Part of the problem is that voters already view tax levies on gas as higher than in most other states, by a 76% margin.
Back in late March, the League of California Cities issued a release indicating it had engaged in conversations with state and federal lawmakers about the condition of California’s local streets and roadways.
The discussion, based on the most recent biennial Local Streets and Roads Needs Assessment, which was released last October, showed that the average rating in California was 66. Locally, however, Davis was at 62 and rural Yolo County was already in the red.
The survey uses a four-tiered Pavement Condition Index (PCI) scale from zero to 100 to assess the conditions of local roads within California’s 58 counties.
“At first glance, the fact that the on-average rating for California’s local system is 66, just four points under what the study deems as good condition, does not appear to be alarming,” the League stated. “The reality is that the local roads are on a precipice.”
“Why are local transportation experts so worried about an average pavement condition of 66?” they ask rhetorically. “This number is significant because the cost of repairing roads that slip any farther grows exponentially. The local system in 2008 ranked 68 and in the six years following the first assessment conditions slowly dropped two points. Transportation experts warn, however, that pavement condition deteriorates much more rapidly after this point in the life cycle of pavement condition.”

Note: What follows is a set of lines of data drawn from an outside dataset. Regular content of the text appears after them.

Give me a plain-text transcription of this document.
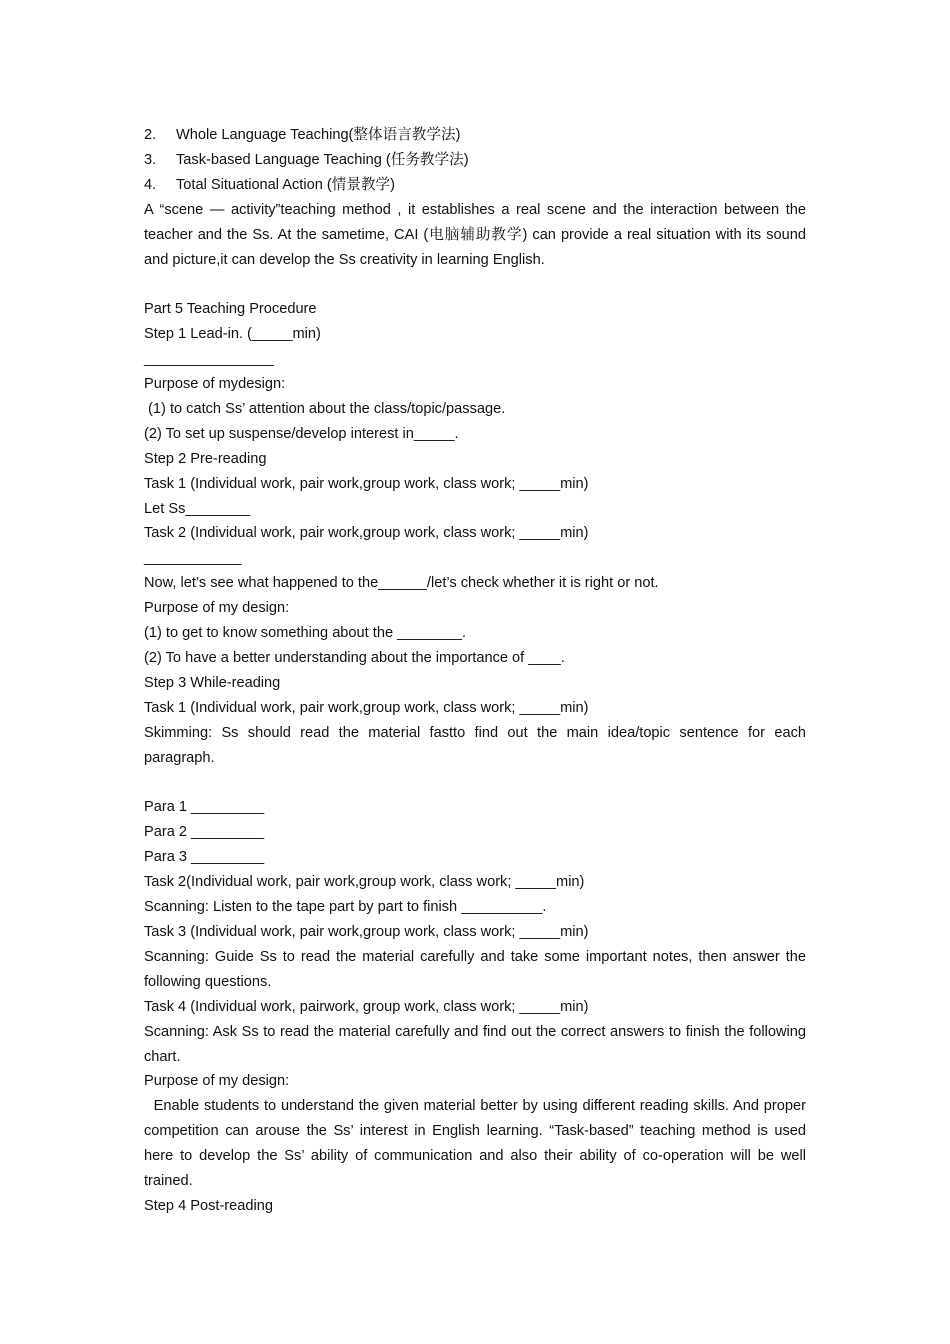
2. Whole Language Teaching(整体语言教学法)
3. Task-based Language Teaching (任务教学法)
4. Total Situational Action (情景教学)
A “scene — activity”teaching method , it establishes a real scene and the interaction between the teacher and the Ss. At the sametime, CAI (电脑辅助教学) can provide a real situation with its sound and picture,it can develop the Ss creativity in learning English.
Part 5 Teaching Procedure
Step 1 Lead-in. (_____min)
________________
Purpose of mydesign:
(1) to catch Ss’ attention about the class/topic/passage.
(2) To set up suspense/develop interest in_____.
Step 2 Pre-reading
Task 1 (Individual work, pair work,group work, class work; _____min)
Let Ss________
Task 2 (Individual work, pair work,group work, class work; _____min)
____________
Now, let’s see what happened to the______/let’s check whether it is right or not.
Purpose of my design:
(1) to get to know something about the ________.
(2) To have a better understanding about the importance of ____.
Step 3 While-reading
Task 1 (Individual work, pair work,group work, class work; _____min)
Skimming: Ss should read the material fastto find out the main idea/topic sentence for each paragraph.
Para 1 _________
Para 2 _________
Para 3 _________
Task 2(Individual work, pair work,group work, class work; _____min)
Scanning: Listen to the tape part by part to finish __________.
Task 3 (Individual work, pair work,group work, class work; _____min)
Scanning: Guide Ss to read the material carefully and take some important notes, then answer the following questions.
Task 4 (Individual work, pairwork, group work, class work; _____min)
Scanning: Ask Ss to read the material carefully and find out the correct answers to finish the following chart.
Purpose of my design:
Enable students to understand the given material better by using different reading skills. And proper competition can arouse the Ss’ interest in English learning. “Task-based” teaching method is used here to develop the Ss’ ability of communication and also their ability of co-operation will be well trained.
Step 4 Post-reading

They continue, “This illustration shows very plainly the costs to maintain roads (per square yard) over the course of this life cycle. When conditions dip much farther under current conditions, the cost to repair and maintain these roads dramatically increases. For example, roads with a PCI ranking between 70 and 50 cost $15-$20 per square yard to maintain, but the amount doubles to $30-$40 for road conditions with PCIs in a range of 50-25.”
The League concludes, “The 2014 Local Streets and Roads Needs Assessment found that currently local agencies receive just half the revenue needed to maintain the local system. Investments must be made to the system that comprises more than 80 percent of California’s roadways because time is running out for the roads beneath our feet and wheels.”
Every time that CalPERS increases the rates, it takes half a million to a million out of the local funding that could go to pay for roads or other infrastructure.